2014-04-25

fandomnumbergenerator: i might be (Default)
2014-04-25 03:14 pm

In response to the responses

"its kinda scary how your whole life depends on how well you do as a teenager"

I (and pretty everyone I knew with my same background) certainly had the freedom to fuck up.  Drink.  Do drugs. Sell drugs. Dye their hair. Take classes in Madonna. Or the aesthetics of disgust. Skip some classes.  Change majors.  Several times.  Drop out of college and go back later.  Spend all their time at college almost failing out because they’re doing too much theater tech and then start a successful business doing theater lighting. Drop out multiple times, turn their apartment into a grow room, realize they can’t be a giant fuck-up and still make money selling weed, stop doing acid, go back to school and 15 years later being making good money as a computer programmer.  Get a degree in communications and then go back to school and become a neurologist. Go to Harvard law school and later decide they hate being a lawyer, then become a rabbi. etc. etc.

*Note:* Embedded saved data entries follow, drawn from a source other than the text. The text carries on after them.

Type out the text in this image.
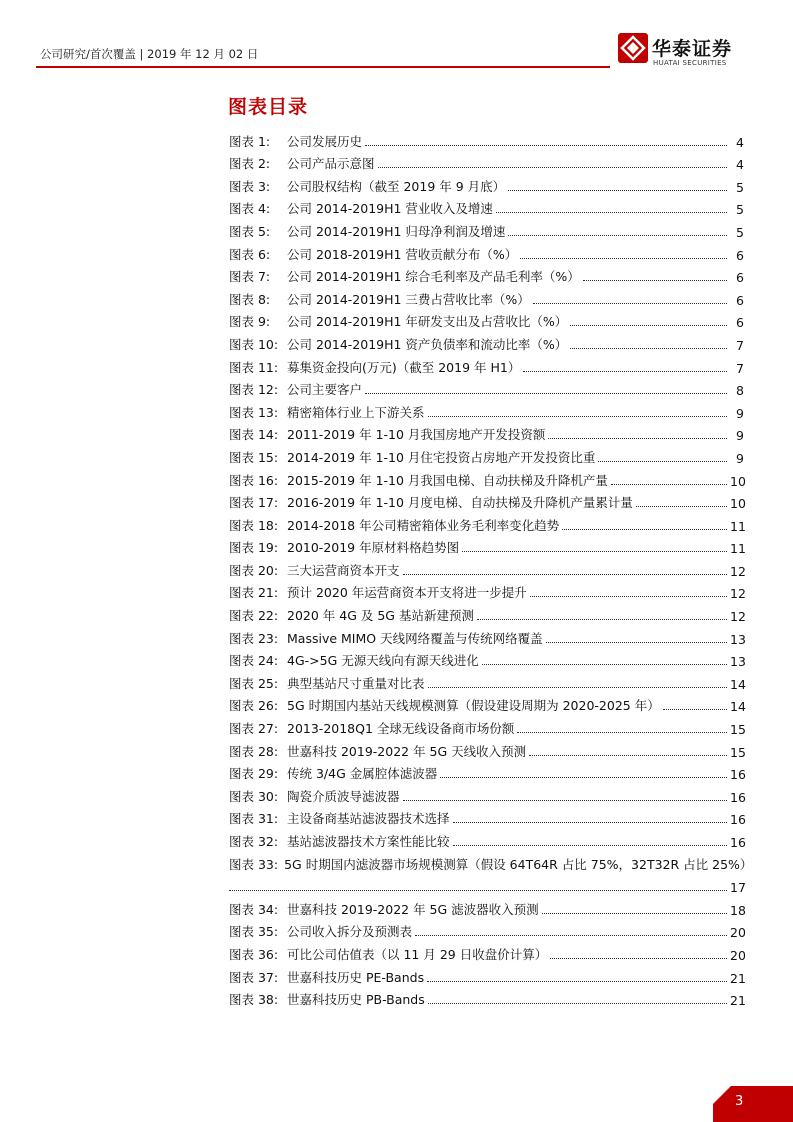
公司研究/首次覆盖 | 2019 年 12 月 02 日	华泰证券
HUATAI SECURITIES
图表目录
图表 1:	公司发展历史	4
图表 2:	公司产品示意图	4
图表 3:	公司股权结构（截至 2019 年 9 月底）	5
图表 4:	公司 2014-2019H1 营业收入及增速	5
图表 5:	公司 2014-2019H1 归母净利润及增速	5
图表 6:	公司 2018-2019H1 营收贡献分布（%）	6
图表 7:	公司 2014-2019H1 综合毛利率及产品毛利率（%）	6
图表 8:	公司 2014-2019H1 三费占营收比率（%）	6
图表 9:	公司 2014-2019H1 年研发支出及占营收比（%）	6
图表 10: 公司 2014-2019H1 资产负债率和流动比率（%）	7
图表 11: 募集资金投向(万元)（截至 2019 年 H1）	7
图表 12: 公司主要客户	8
图表 13: 精密箱体行业上下游关系	9
图表 14: 2011-2019 年 1-10 月我国房地产开发投资额	9
图表 15: 2014-2019 年 1-10 月住宅投资占房地产开发投资比重	9
图表 16: 2015-2019 年 1-10 月我国电梯、自动扶梯及升降机产量	10
图表 17: 2016-2019 年 1-10 月度电梯、自动扶梯及升降机产量累计量	10
图表 18: 2014-2018 年公司精密箱体业务毛利率变化趋势	11
图表 19: 2010-2019 年原材料格趋势图	11
图表 20: 三大运营商资本开支	12
图表 21: 预计 2020 年运营商资本开支将进一步提升	12
图表 22: 2020 年 4G 及 5G 基站新建预测	12
图表 23: Massive MIMO 天线网络覆盖与传统网络覆盖	13
图表 24: 4G->5G 无源天线向有源天线进化	13
图表 25: 典型基站尺寸重量对比表	14
图表 26: 5G 时期国内基站天线规模测算（假设建设周期为 2020-2025 年）	14
图表 27: 2013-2018Q1 全球无线设备商市场份额	15
图表 28: 世嘉科技 2019-2022 年 5G 天线收入预测	15
图表 29: 传统 3/4G 金属腔体滤波器	16
图表 30: 陶瓷介质波导滤波器	16
图表 31: 主设备商基站滤波器技术选择	16
图表 32: 基站滤波器技术方案性能比较	16
图表 33: 5G 时期国内滤波器市场规模测算（假设 64T64R 占比 75%，32T32R 占比 25%）
17
图表 34: 世嘉科技 2019-2022 年 5G 滤波器收入预测	18
图表 35: 公司收入拆分及预测表	20
图表 36: 可比公司估值表（以 11 月 29 日收盘价计算）	20
图表 37: 世嘉科技历史 PE-Bands	21
图表 38: 世嘉科技历史 PB-Bands	21
3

But I don’t think that’s representative.  There are so many things that I did that could have gotten me arrested, and that pretty much would have been the end of it.  Or maybe it wouldn’t have been.  Losing financial aid wouldn’t have automatically barred me from a college education.  But for most people it would.

If you have the safety net and the resources, you can really get away with a lot, and chalk it up to life experience and lessons learned.

Maybe I’ve just been reading too much Carl Hart, Matt Taibbi, Elizabeth Armstrong, etc.



fandomnumbergenerator: i might be (Default)
2014-04-25 03:16 pm

(no subject)

Randomly thinking about Pride and Prejudice while I’m supposed to be re-redoing the figures for my manuscript.  Thinking about Charlotte and how many expectations were placed on her, and how her only way out seemed to be marrying Mr Collins, and whether her life would have been easier if her father has continued to be a merchant instead of taking on the life of the country gentleman. Though the way the Sir Lucas is described has such a tinge of snideness, about his social pretensions and the tackiness of calling his house “Lucas Lodge” that it’s hard to tell what is just Austen’s distaste for active social climbing (as opposed to whatever it is that Elizabeth is doing when she marries Darcy).